Effects of Elevated CO2 on Two C3 Parasitic Plants and a Common C4 Host: After two months of differential CO2 exposure, sorghum plants not infected by parasitic C3 weedy species exhibited 36% more biomass when grown at elevated CO2 than they did at ambient CO2 concentrations.  When infected by Striga hermonthica and Striga asiatica, the absolute biomass of sorghum significantly decreased at both CO2 concentrations, but was less for CO2-enriched plants infected with S. hermonthica than it was for ambiently-grown plants infected with the same parasite.  However, regardless of parasite species, elevated CO2 significantly enhanced the percentage growth of infected host plants, suggesting that the rising atmospheric CO2 concentration will help crop plants better deal with parasitic infections.  In addition, elevated CO2 reduced the growth of both parasitic species, thus suggesting that they may pose less of a problem to agricultural production in the future.

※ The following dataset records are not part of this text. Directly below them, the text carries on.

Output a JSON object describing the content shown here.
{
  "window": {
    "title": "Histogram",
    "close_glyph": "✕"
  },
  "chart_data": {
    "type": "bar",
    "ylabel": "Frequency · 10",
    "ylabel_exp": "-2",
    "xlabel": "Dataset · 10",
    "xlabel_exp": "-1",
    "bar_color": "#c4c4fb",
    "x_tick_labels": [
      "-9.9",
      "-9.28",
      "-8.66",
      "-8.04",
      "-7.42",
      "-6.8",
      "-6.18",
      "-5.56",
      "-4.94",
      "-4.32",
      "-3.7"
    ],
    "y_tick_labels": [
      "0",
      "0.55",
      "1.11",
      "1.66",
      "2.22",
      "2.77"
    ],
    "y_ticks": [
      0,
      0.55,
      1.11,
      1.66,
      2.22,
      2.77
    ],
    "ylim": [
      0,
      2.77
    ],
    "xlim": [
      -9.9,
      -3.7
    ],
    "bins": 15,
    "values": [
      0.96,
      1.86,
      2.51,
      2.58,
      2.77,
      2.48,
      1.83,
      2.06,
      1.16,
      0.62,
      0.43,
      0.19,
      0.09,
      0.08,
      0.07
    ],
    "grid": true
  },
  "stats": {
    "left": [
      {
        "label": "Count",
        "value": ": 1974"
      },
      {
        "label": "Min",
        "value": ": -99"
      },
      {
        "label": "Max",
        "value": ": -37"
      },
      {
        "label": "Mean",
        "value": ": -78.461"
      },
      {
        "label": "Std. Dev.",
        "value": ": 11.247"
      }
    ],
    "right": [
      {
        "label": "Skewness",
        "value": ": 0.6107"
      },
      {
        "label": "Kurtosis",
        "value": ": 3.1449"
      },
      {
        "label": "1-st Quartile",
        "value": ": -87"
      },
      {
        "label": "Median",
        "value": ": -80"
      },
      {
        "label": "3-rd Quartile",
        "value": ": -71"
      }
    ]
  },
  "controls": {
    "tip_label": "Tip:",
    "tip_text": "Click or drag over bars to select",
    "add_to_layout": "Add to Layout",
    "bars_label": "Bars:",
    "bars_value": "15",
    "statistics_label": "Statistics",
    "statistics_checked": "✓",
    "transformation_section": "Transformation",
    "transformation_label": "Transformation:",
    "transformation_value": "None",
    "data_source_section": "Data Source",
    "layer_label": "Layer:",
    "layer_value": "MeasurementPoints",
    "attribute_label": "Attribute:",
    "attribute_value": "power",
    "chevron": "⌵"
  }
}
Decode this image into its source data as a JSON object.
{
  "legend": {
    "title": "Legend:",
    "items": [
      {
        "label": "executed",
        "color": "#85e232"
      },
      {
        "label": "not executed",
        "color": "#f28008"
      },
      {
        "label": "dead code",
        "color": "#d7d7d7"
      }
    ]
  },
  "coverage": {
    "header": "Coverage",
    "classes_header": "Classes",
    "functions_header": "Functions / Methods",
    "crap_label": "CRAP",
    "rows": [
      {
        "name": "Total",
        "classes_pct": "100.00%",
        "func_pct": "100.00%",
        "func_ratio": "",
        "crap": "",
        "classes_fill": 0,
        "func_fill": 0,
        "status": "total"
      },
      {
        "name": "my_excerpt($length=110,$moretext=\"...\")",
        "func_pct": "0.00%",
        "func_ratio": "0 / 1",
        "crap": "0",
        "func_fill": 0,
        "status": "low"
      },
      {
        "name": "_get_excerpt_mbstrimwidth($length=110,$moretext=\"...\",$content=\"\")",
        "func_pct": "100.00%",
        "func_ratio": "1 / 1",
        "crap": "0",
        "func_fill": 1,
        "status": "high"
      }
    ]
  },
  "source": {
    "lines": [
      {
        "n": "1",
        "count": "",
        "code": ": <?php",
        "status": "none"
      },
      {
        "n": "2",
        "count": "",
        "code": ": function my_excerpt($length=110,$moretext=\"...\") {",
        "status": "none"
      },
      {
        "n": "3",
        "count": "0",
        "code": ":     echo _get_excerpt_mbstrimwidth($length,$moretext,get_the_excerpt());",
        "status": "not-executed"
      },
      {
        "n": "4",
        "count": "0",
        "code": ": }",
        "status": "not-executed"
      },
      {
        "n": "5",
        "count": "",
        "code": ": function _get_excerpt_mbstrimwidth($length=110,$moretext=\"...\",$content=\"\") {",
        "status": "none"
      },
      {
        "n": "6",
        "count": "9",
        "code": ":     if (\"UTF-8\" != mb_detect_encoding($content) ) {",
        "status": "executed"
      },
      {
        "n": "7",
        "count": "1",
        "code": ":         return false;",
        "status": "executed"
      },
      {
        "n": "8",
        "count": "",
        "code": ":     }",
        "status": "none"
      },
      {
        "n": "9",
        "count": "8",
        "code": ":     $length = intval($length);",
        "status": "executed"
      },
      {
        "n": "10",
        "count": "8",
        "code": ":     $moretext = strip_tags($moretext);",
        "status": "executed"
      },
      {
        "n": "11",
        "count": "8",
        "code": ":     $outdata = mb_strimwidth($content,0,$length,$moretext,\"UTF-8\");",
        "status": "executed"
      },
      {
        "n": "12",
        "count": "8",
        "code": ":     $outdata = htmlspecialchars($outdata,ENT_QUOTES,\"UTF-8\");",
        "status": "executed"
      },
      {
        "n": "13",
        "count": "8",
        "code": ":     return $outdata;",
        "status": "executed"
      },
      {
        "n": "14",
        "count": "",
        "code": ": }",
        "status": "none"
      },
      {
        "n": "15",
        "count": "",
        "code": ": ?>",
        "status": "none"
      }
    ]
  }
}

Effects of Elevated CO2 and Nutrients on a Parasitic Plant and its Hosts: After two months of elevated CO2 exposure, the parasitic plant Rhinanthus alectorolophus displayed greater biomass production in high, rather than in low, fertility soils, in a host species-dependent manner.  In addition, elevated CO2 did not significantly influence the effects of the parasite on it hosts, nor the competitive interactions among two host plants directly or indirectly via the parasite.